Colin Mitchell, our popular weekly blogger, is back to share some fishing ideas and views that could help you catch more... maybe! If you like this blog, click the social media share buttons.
NOTHING is certain in fishing. Methods and baits that worked one day will be useless on another.
Some ideas you were told are a load of old rubbish – could catch you fish after fish.
And there are so many urban myths – you know like perch (pictured) have poisonous spines… not! It’s stuff like this that makes you start to wonder what is true and what is not.
So here are some fishy ideas that can help you catch more. Or then again they may not work…
Fish bite best in the rain
We’ve all heard this one. I think the opposite is true! Only last week I was catching well when the heavens opened up and then the fish switched off. The drop in temperature was noticeable – and that is why I believe the fish stopped biting.
Always fish to features
Total rubbish! Fish do love features and probably seven times out of ten you will catch near those reeds, overhanging bushes or a drop off you can’t see underwater. But fish will often live in open water – probably because this is well away from the bank, they feel safe and there is food in the area.
Again…I couldn’t cash near some great rushes, despite the water being the right depth. I did catch away from this feature in no-man’s land.
Noise scares fish
Err…why then does smacking down a feeder, pinging pellets or smacking the water with your pole top or rig bring in the fish? They associate the noise with food arriving, it’s their dinner gong.
Remember how we used to be amazed at how continental anglers caught immediately after a bombardment of groundbait…something we now do in the UK?
Don’t keep smacking banksticks into the ground with a mallet though…that does NOT help.
Cast as far as possible
Sometimes it works, but only if you are accurate and the fish live at that distance. With the right depth and right conditions you can find fish right under your feet, even at the end of your keepnet.
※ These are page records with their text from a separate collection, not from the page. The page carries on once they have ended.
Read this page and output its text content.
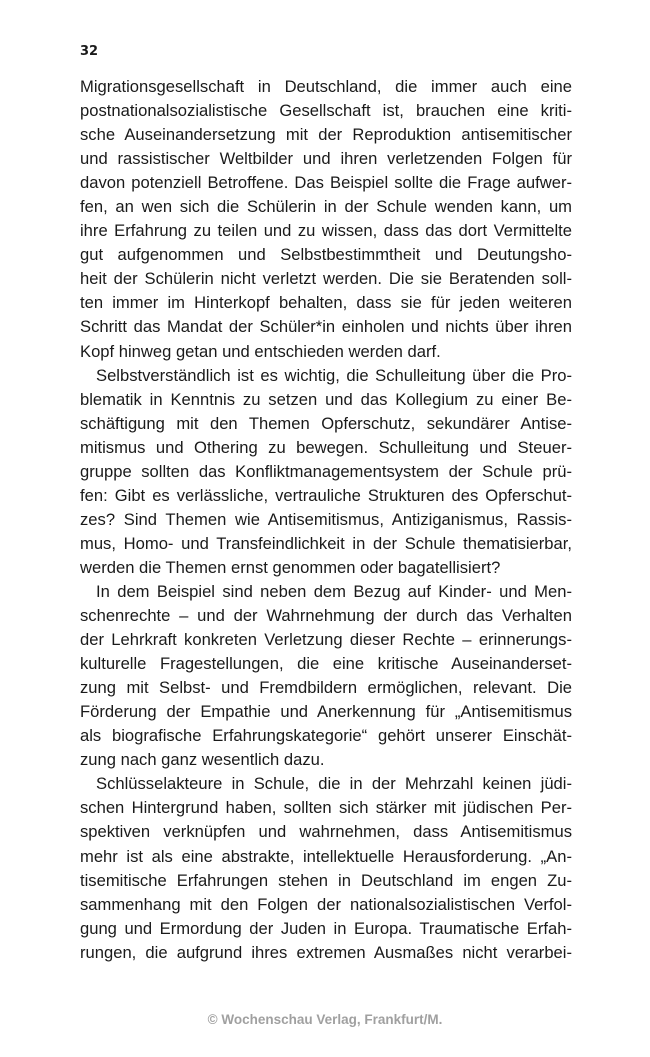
32
Migrationsgesellschaft in Deutschland, die immer auch eine
postnationalsozialistische Gesellschaft ist, brauchen eine kriti-
sche Auseinandersetzung mit der Reproduktion antisemitischer
und rassistischer Weltbilder und ihren verletzenden Folgen für
davon potenziell Betroffene. Das Beispiel sollte die Frage aufwer-
fen, an wen sich die Schülerin in der Schule wenden kann, um
ihre Erfahrung zu teilen und zu wissen, dass das dort Vermittelte
gut aufgenommen und Selbstbestimmtheit und Deutungsho-
heit der Schülerin nicht verletzt werden. Die sie Beratenden soll-
ten immer im Hinterkopf behalten, dass sie für jeden weiteren
Schritt das Mandat der Schüler*in einholen und nichts über ihren
Kopf hinweg getan und entschieden werden darf.
Selbstverständlich ist es wichtig, die Schulleitung über die Pro-
blematik in Kenntnis zu setzen und das Kollegium zu einer Be-
schäftigung mit den Themen Opferschutz, sekundärer Antise-
mitismus und Othering zu bewegen. Schulleitung und Steuer-
gruppe sollten das Konfliktmanagementsystem der Schule prü-
fen: Gibt es verlässliche, vertrauliche Strukturen des Opferschut-
zes? Sind Themen wie Antisemitismus, Antiziganismus, Rassis-
mus, Homo- und Transfeindlichkeit in der Schule thematisierbar,
werden die Themen ernst genommen oder bagatellisiert?
In dem Beispiel sind neben dem Bezug auf Kinder- und Men-
schenrechte – und der Wahrnehmung der durch das Verhalten
der Lehrkraft konkreten Verletzung dieser Rechte – erinnerungs-
kulturelle Fragestellungen, die eine kritische Auseinanderset-
zung mit Selbst- und Fremdbildern ermöglichen, relevant. Die
Förderung der Empathie und Anerkennung für „Antisemitismus
als biografische Erfahrungskategorie“ gehört unserer Einschät-
zung nach ganz wesentlich dazu.
Schlüsselakteure in Schule, die in der Mehrzahl keinen jüdi-
schen Hintergrund haben, sollten sich stärker mit jüdischen Per-
spektiven verknüpfen und wahrnehmen, dass Antisemitismus
mehr ist als eine abstrakte, intellektuelle Herausforderung. „An-
tisemitische Erfahrungen stehen in Deutschland im engen Zu-
sammenhang mit den Folgen der nationalsozialistischen Verfol-
gung und Ermordung der Juden in Europa. Traumatische Erfah-
rungen, die aufgrund ihres extremen Ausmaßes nicht verarbei-
© Wochenschau Verlag, Frankfurt/M.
Pole outscores the waggler
Not always! In clear water conditions or when it is busy the fish could push further away from your bank and you may only reach them with a waggler or other running line method. Sometimes the fish also don’t like the shadow of a pole being waved above their heads.
More bait = more fish
Sometime less is more! Too much bait can lead to too many fish in your swim (yes you can have too many) and that can in turn lead to foulhooking.
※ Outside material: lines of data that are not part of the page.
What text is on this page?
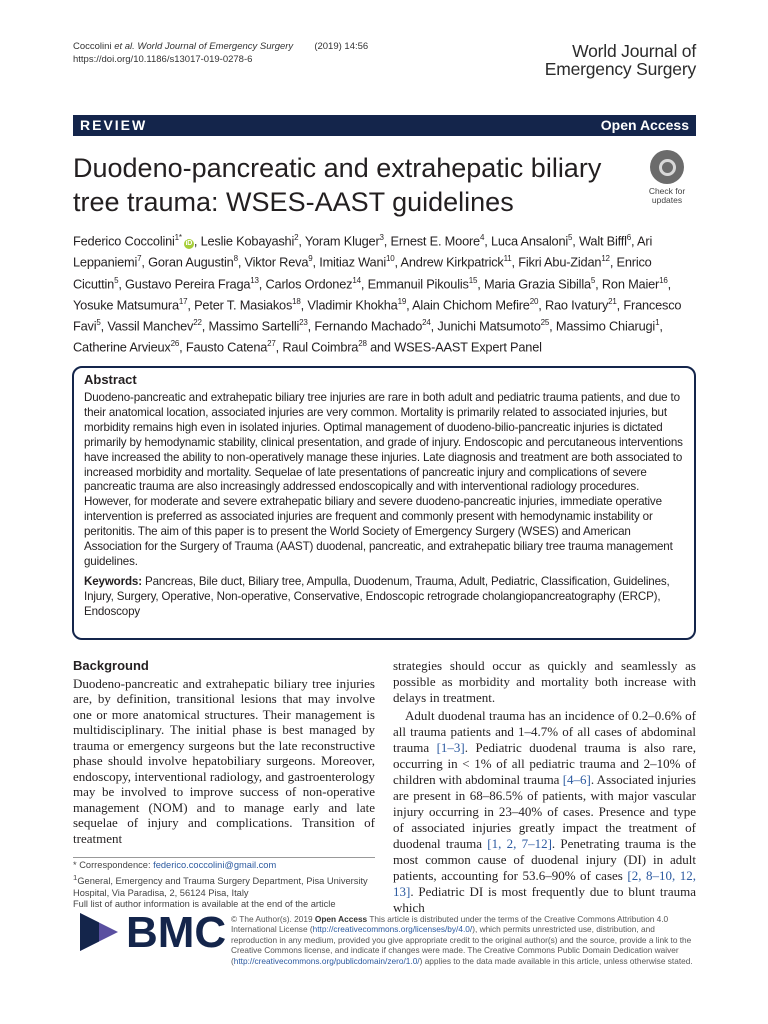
Coccolini et al. World Journal of Emergency Surgery (2019) 14:56
https://doi.org/10.1186/s13017-019-0278-6	World Journal of
Emergency Surgery
REVIEW	Open Access
Duodeno-pancreatic and extrahepatic biliary tree trauma: WSES-AAST guidelines	Check for
updates
Federico Coccolini$^{1*}$iD , Leslie Kobayashi$^2$, Yoram Kluger$^3$, Ernest E. Moore$^4$, Luca Ansaloni$^5$, Walt Biffl$^6$, Ari Leppaniemi$^7$, Goran Augustin$^8$, Viktor Reva$^9$, Imitiaz Wani$^{10}$, Andrew Kirkpatrick$^{11}$, Fikri Abu-Zidan$^{12}$, Enrico Cicuttin$^5$, Gustavo Pereira Fraga$^{13}$, Carlos Ordonez$^{14}$, Emmanuil Pikoulis$^{15}$, Maria Grazia Sibilla$^5$, Ron Maier$^{16}$, Yosuke Matsumura$^{17}$, Peter T. Masiakos$^{18}$, Vladimir Khokha$^{19}$, Alain Chichom Mefire$^{20}$, Rao Ivatury$^{21}$, Francesco Favi$^5$, Vassil Manchev$^{22}$, Massimo Sartelli$^{23}$, Fernando Machado$^{24}$, Junichi Matsumoto$^{25}$, Massimo Chiarugi$^1$, Catherine Arvieux$^{26}$, Fausto Catena$^{27}$, Raul Coimbra$^{28}$ and WSES-AAST Expert Panel
Abstract

Duodeno-pancreatic and extrahepatic biliary tree injuries are rare in both adult and pediatric trauma patients, and due to their anatomical location, associated injuries are very common. Mortality is primarily related to associated injuries, but morbidity remains high even in isolated injuries. Optimal management of duodeno-bilio-pancreatic injuries is dictated primarily by hemodynamic stability, clinical presentation, and grade of injury. Endoscopic and percutaneous interventions have increased the ability to non-operatively manage these injuries. Late diagnosis and treatment are both associated to increased morbidity and mortality. Sequelae of late presentations of pancreatic injury and complications of severe pancreatic trauma are also increasingly addressed endoscopically and with interventional radiology procedures. However, for moderate and severe extrahepatic biliary and severe duodeno-pancreatic injuries, immediate operative intervention is preferred as associated injuries are frequent and commonly present with hemodynamic instability or peritonitis. The aim of this paper is to present the World Society of Emergency Surgery (WSES) and American Association for the Surgery of Trauma (AAST) duodenal, pancreatic, and extrahepatic biliary tree trauma management guidelines.

Keywords: Pancreas, Bile duct, Biliary tree, Ampulla, Duodenum, Trauma, Adult, Pediatric, Classification, Guidelines, Injury, Surgery, Operative, Non-operative, Conservative, Endoscopic retrograde cholangiopancreatography (ERCP), Endoscopy

Background

Duodeno-pancreatic and extrahepatic biliary tree injuries are, by definition, transitional lesions that may involve one or more anatomical structures. Their management is multidisciplinary. The initial phase is best managed by trauma or emergency surgeons but the late reconstructive phase should involve hepatobiliary surgeons. Moreover, endoscopy, interventional radiology, and gastroenterology may be involved to improve success of non-operative management (NOM) and to manage early and late sequelae of injury and complications. Transition of treatment

strategies should occur as quickly and seamlessly as possible as morbidity and mortality both increase with delays in treatment.

Adult duodenal trauma has an incidence of 0.2–0.6% of all trauma patients and 1–4.7% of all cases of abdominal trauma [1–3]. Pediatric duodenal trauma is also rare, occurring in < 1% of all pediatric trauma and 2–10% of children with abdominal trauma [4–6]. Associated injuries are present in 68–86.5% of patients, with major vascular injury occurring in 23–40% of cases. Presence and type of associated injuries greatly impact the treatment of duodenal trauma [1, 2, 7–12]. Penetrating trauma is the most common cause of duodenal injury (DI) in adult patients, accounting for 53.6–90% of cases [2, 8–10, 12, 13]. Pediatric DI is most frequently due to blunt trauma which

* Correspondence: federico.coccolini@gmail.com
$^1$General, Emergency and Trauma Surgery Department, Pisa University Hospital, Via Paradisa, 2, 56124 Pisa, Italy
Full list of author information is available at the end of the article
BMC © The Author(s). 2019 Open Access This article is distributed under the terms of the Creative Commons Attribution 4.0 International License (http://creativecommons.org/licenses/by/4.0/), which permits unrestricted use, distribution, and reproduction in any medium, provided you give appropriate credit to the original author(s) and the source, provide a link to the Creative Commons license, and indicate if changes were made. The Creative Commons Public Domain Dedication waiver (http://creativecommons.org/publicdomain/zero/1.0/) applies to the data made available in this article, unless otherwise stated.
Feeding a lot can also bring the fish higher in the water – where you can of course catch them providing you adjust your depth. But feed less and they have to compete for what is there, including the offering on your hook.
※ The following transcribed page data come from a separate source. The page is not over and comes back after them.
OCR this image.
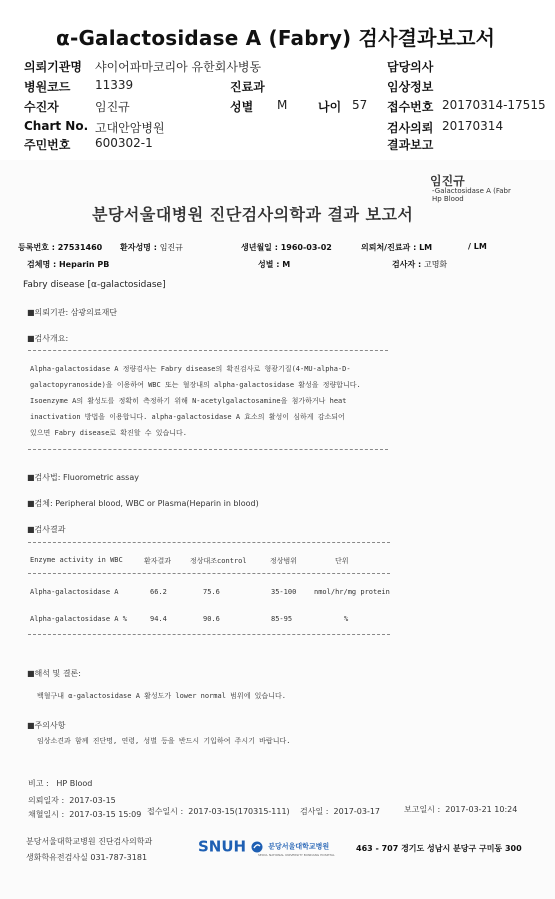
α-Galactosidase A (Fabry) 검사결과보고서
의뢰기관명 샤이어파마코리아 유한회사병동
병원코드 11339
수진자	임진규
Chart No. 고대안암병원
주민번호 600302-1
진료과
성별 M	나이 57
담당의사
임상정보
접수번호 20170314-17515
검사의뢰 20170314
결과보고
임진규
-Galactosidase A (Fabr
Hp Blood
분당서울대병원 진단검사의학과 결과 보고서
등록번호 : 27531460 환자성명 : 임진규	생년월일 : 1960-03-02	의뢰처/진료과 : LM	/ LM
검체명 : Heparin PB	성별 : M	검사자 : 고명화
Fabry disease [α-galactosidase]
■의뢰기관: 삼광의료재단
■검사개요:
Alpha-galactosidase A 정량검사는 Fabry disease의 확진검사로 형광기질(4-MU-alpha-D-
galactopyranoside)을 이용하여 WBC 또는 혈장내의 alpha-galactosidase 활성을 정량합니다.
Isoenzyme A의 활성도를 정확히 측정하기 위해 N-acetylgalactosamine을 첨가하거나 heat
inactivation 방법을 이용합니다. alpha-galactosidase A 효소의 활성이 심하게 감소되어
있으면 Fabry disease로 확진할 수 있습니다.
■검사법: Fluorometric assay
■검체: Peripheral blood, WBC or Plasma(Heparin in blood)
■검사결과
Enzyme activity in WBC	환자결과	정상대조control	정상범위	단위
Alpha-galactosidase A	66.2	75.6	35-100	nmol/hr/mg protein
Alpha-galactosidase A %	94.4	90.6	85-95	%
■해석 및 결론:
백혈구내 α-galactosidase A 활성도가 lower normal 범위에 있습니다.
■주의사항
임상소견과 함께 진단명, 연령, 성별 등을 반드시 기입하여 주시기 바랍니다.
비고 : HP Blood
의뢰일자 : 2017-03-15
채혈일시 : 2017-03-15 15:09 접수일시 : 2017-03-15(170315-111) 검사일 : 2017-03-17	보고일시 : 2017-03-21 10:24
분당서울대학교병원 진단검사의학과
생화학유전검사실 031-787-3181
SNUH	분당서울대학교병원
SEOUL NATIONAL UNIVERSITY BUNDANG HOSPITAL
463 - 707 경기도 성남시 분당구 구미동 300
With winter approaching you might think it’s not worth venturing out to fish when venues are iced over. Wrong! Sometimes some of the best sport around is through holes in the ice or when it is just melting. Of course, take extra care and don’t walk on ice!
Oh the best times of the day during summer and autumn are usually early and late. But at this time of the year never ignored the final hour of daylight.
A swim you may have fished all day without a bite could be solid once that sun goes down and the fish can just start feeding like someone has flicked a switch. Even if it is getting cold it’s worth staying on for this period.
Don’t think small…
When the fishing is harder the usual thing to do is scale down hook and line size and in the process go to a smaller bait.
Quite often the reverse can work! When that single pinkie on a 22 hook won’t buy a bite a big worm on a 14 or 12 will sometimes bring an instant reaction from a big fish in an apparently dead swim.
Lighter gear brings more bites is something that is often proved right. But sometimes if pays to get some weight down your line – this can give better stability, hence better presentation, especially in faster flows or windy conditions.
Light feeders won’t always hold the bottom when you need a bait nailed to the deck and likewise light floats can get dragged all over the place by the current in a river or the tow in a stillwater.